АЭХ. Нет. Моя жизнь отмечена долгими молчаньями. Первая конъектура, которую я опубликовал, была из Горация. Шестью годами позже я от нее отказался. Проперция я отложил в сторону чуть ли не пятьдесят лет назад в надежде, что обнаружится лучший список. Мне казалось важным переждать, если есть хоть малейшая надежда на восстановление текста. Пока – тишина. Тем временем я защищал классических авторов от поправок идиотов и издал Овидия, Ювенала, Лукана и, наконец, Манилия, которого посвятил моему товарищу Мозесу Джексону, – это и все, вот мой песочный замок близ разрушительного моря. Не считая классики, моя жизнь оказалась не настолько короткой, чтобы избежать ошибок, которых я хотел избежать; но ошибок было не много, и шакалы раскопают их с трудом. Я несколько раз переезжал; однажды, как говорят, из-за того, что во время обычной поездки в университет со мной заговорил незнакомец. Это не так, но это правда обо мне. В год бриллиантового юбилея я впервые отправился за границу.
Уайльд. Вот и мой лодочник. От него я узнал, что вы профессор латыни. Впрочем, он щедр на титулы и частенько жалует профессорским званием весьма неподходящих особ. Хотя многие из них и правда оказываются главами кафедр в наших старейших университетах.

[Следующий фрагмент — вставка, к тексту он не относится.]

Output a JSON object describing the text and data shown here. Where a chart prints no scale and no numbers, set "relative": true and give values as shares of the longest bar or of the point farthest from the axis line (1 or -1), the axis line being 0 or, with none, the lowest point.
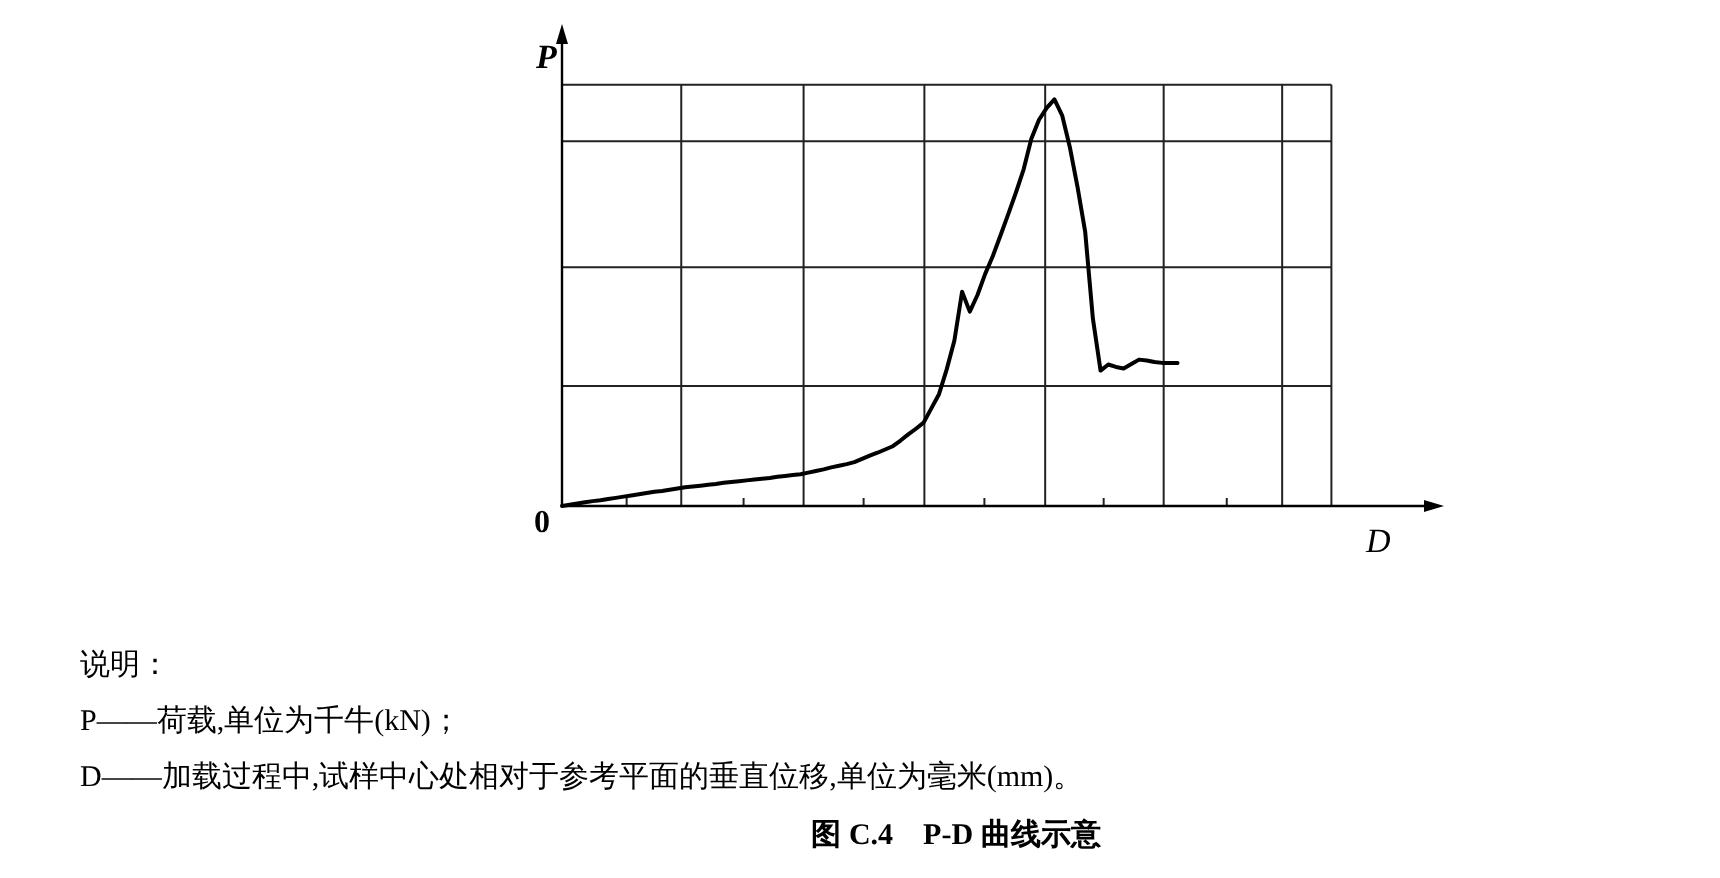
{
  "chart_data": {
    "type": "line",
    "relative": true,
    "title": "图 C.4　P-D 曲线示意",
    "xlabel": "D",
    "ylabel": "P",
    "grid": true,
    "color": "#000000",
    "categories": [
      null,
      null,
      null,
      null,
      null,
      null,
      null,
      null,
      null,
      null,
      null,
      null,
      null,
      null,
      null,
      null,
      null,
      null,
      null,
      null,
      null,
      null,
      null,
      null,
      null,
      null,
      null,
      null,
      null,
      null,
      null,
      null,
      null,
      null,
      null,
      null,
      null,
      null,
      null,
      null,
      null,
      null,
      null,
      null,
      null,
      null,
      null,
      null,
      null,
      null,
      null,
      null,
      null,
      null,
      null,
      null,
      null,
      null,
      null,
      null,
      null,
      null,
      null,
      null,
      null,
      null,
      null,
      null,
      null,
      null,
      null,
      null,
      null,
      null,
      null,
      null,
      null,
      null,
      null,
      null,
      null,
      null,
      null,
      null,
      null,
      null,
      null,
      null,
      null,
      null,
      null,
      null,
      null,
      null,
      null,
      null,
      null,
      null,
      null,
      null,
      null
    ],
    "values": [
      0,
      0.003,
      0.006,
      0.009,
      0.012,
      0.014,
      0.017,
      0.02,
      0.023,
      0.026,
      0.029,
      0.032,
      0.035,
      0.037,
      0.04,
      0.043,
      0.046,
      0.048,
      0.05,
      0.052,
      0.054,
      0.057,
      0.059,
      0.061,
      0.063,
      0.065,
      0.067,
      0.069,
      0.072,
      0.074,
      0.076,
      0.078,
      0.082,
      0.086,
      0.09,
      0.095,
      0.099,
      0.103,
      0.108,
      0.116,
      0.124,
      0.131,
      0.139,
      0.147,
      0.161,
      0.176,
      0.19,
      0.205,
      0.24,
      0.275,
      0.336,
      0.407,
      0.527,
      0.478,
      0.519,
      0.571,
      0.615,
      0.666,
      0.718,
      0.771,
      0.828,
      0.903,
      0.95,
      0.979,
      1,
      0.961,
      0.883,
      0.785,
      0.674,
      0.461,
      0.333,
      0.348,
      0.342,
      0.338,
      0.349,
      0.36,
      0.358,
      0.354,
      0.352,
      0.352,
      0.352,
      null,
      null,
      null,
      null,
      null,
      null,
      null,
      null,
      null,
      null,
      null,
      null,
      null,
      null,
      null,
      null,
      null,
      null,
      null,
      null
    ],
    "annotations": [
      "0",
      "说明：",
      "P——荷载,单位为千牛(kN)；",
      "D——加载过程中,试样中心处相对于参考平面的垂直位移,单位为毫米(mm)。"
    ]
  }
}
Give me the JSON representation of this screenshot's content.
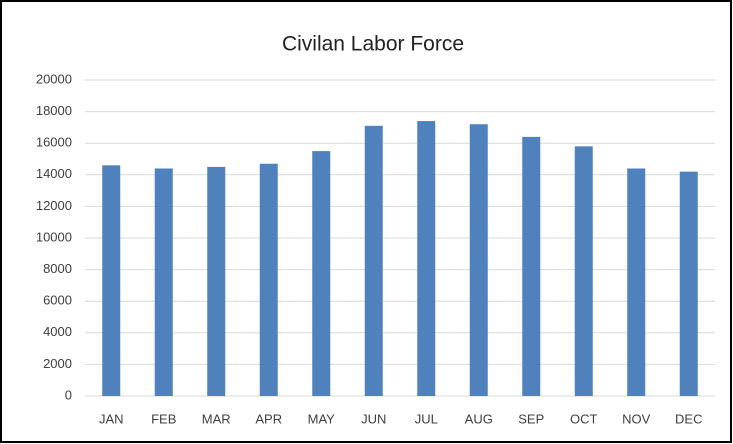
{
  "chart_data": {
    "type": "bar",
    "title": "Civilan Labor Force",
    "categories": [
      "JAN",
      "FEB",
      "MAR",
      "APR",
      "MAY",
      "JUN",
      "JUL",
      "AUG",
      "SEP",
      "OCT",
      "NOV",
      "DEC"
    ],
    "values": [
      14600,
      14400,
      14500,
      14700,
      15500,
      17100,
      17400,
      17200,
      16400,
      15800,
      14400,
      14200
    ],
    "color": "#4f81bd",
    "ylim": [
      0,
      20000
    ],
    "yticks": [
      0,
      2000,
      4000,
      6000,
      8000,
      10000,
      12000,
      14000,
      16000,
      18000,
      20000
    ],
    "grid": true
  }
}
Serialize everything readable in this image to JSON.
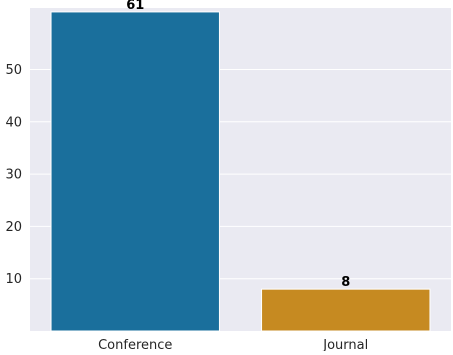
{
  "chart_data": {
    "type": "bar",
    "categories": [
      "Conference",
      "Journal"
    ],
    "values": [
      61,
      8
    ],
    "data_labels": [
      "61",
      "8"
    ],
    "title": "",
    "xlabel": "",
    "ylabel": "",
    "ylim": [
      0,
      61
    ],
    "yticks": [
      10,
      20,
      30,
      40,
      50
    ],
    "ytick_labels": [
      "10",
      "20",
      "30",
      "40",
      "50"
    ],
    "grid": true,
    "legend": "none",
    "colors": {
      "background": "#eaeaf2",
      "grid": "#ffffff",
      "bars": [
        "#1a6f9c",
        "#c68a21"
      ],
      "text": "#262626"
    }
  }
}
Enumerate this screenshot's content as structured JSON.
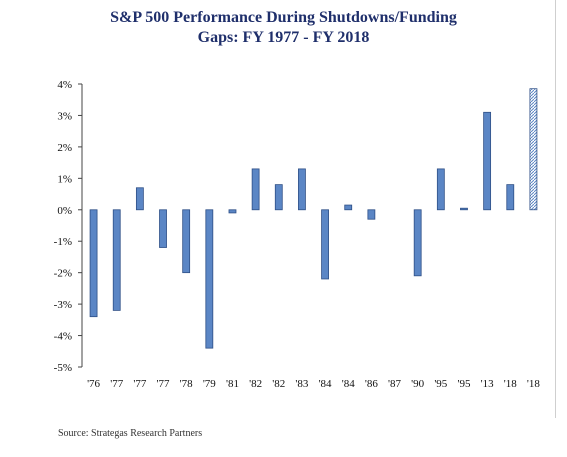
{
  "chart_data": {
    "type": "bar",
    "title_line1": "S&P 500 Performance During Shutdowns/Funding",
    "title_line2": "Gaps: FY 1977 - FY 2018",
    "source": "Source: Strategas Research Partners",
    "categories": [
      "'76",
      "'77",
      "'77",
      "'77",
      "'78",
      "'79",
      "'81",
      "'82",
      "'82",
      "'83",
      "'84",
      "'84",
      "'86",
      "'87",
      "'90",
      "'95",
      "'95",
      "'13",
      "'18",
      "'18"
    ],
    "values": [
      -3.4,
      -3.2,
      0.7,
      -1.2,
      -2.0,
      -4.4,
      -0.1,
      1.3,
      0.8,
      1.3,
      -2.2,
      0.15,
      -0.3,
      0.0,
      -2.1,
      1.3,
      0.05,
      3.1,
      0.8,
      3.85
    ],
    "highlight_last": true,
    "ylim": [
      -5,
      4
    ],
    "yticks": [
      4,
      3,
      2,
      1,
      0,
      -1,
      -2,
      -3,
      -4,
      -5
    ],
    "ytick_labels": [
      "4%",
      "3%",
      "2%",
      "1%",
      "0%",
      "-1%",
      "-2%",
      "-3%",
      "-4%",
      "-5%"
    ],
    "colors": {
      "bar": "#5b86c5",
      "bar_stroke": "#2e4f86",
      "title": "#1f2f6b"
    }
  }
}
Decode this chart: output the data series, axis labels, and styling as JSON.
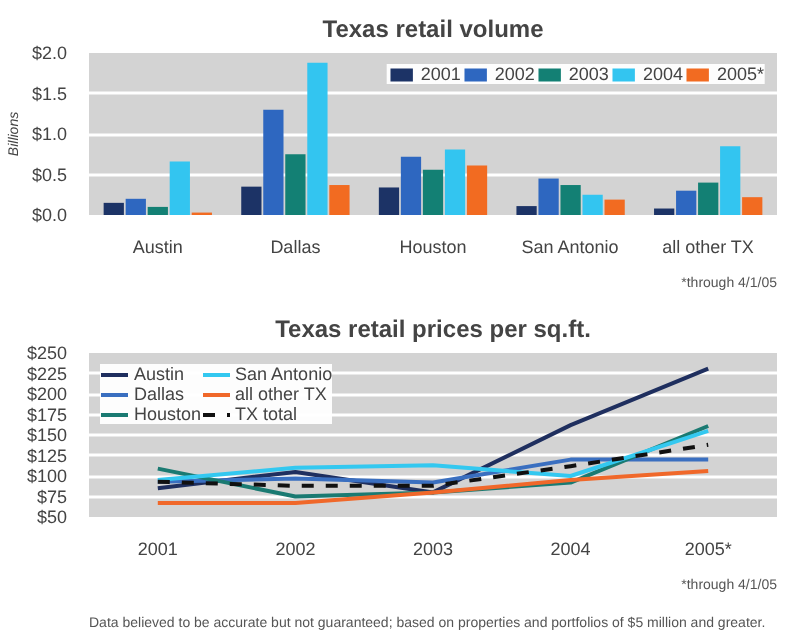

АЭX. Я сожалею о вас. Ваша жизнь – ужасна. Хронологическая ошибка. Выбор не всегда находился между самоотречением и безрассудством. Вам нужно было родиться в Мегаре, где творил Феогнид [211], – он даровал любовнику песнь, пропетую на все века, – но не сегодня, когда в цене жертвенность и воздержность, когда дурная слава стала памятником вашей безымянной злосчастной любви.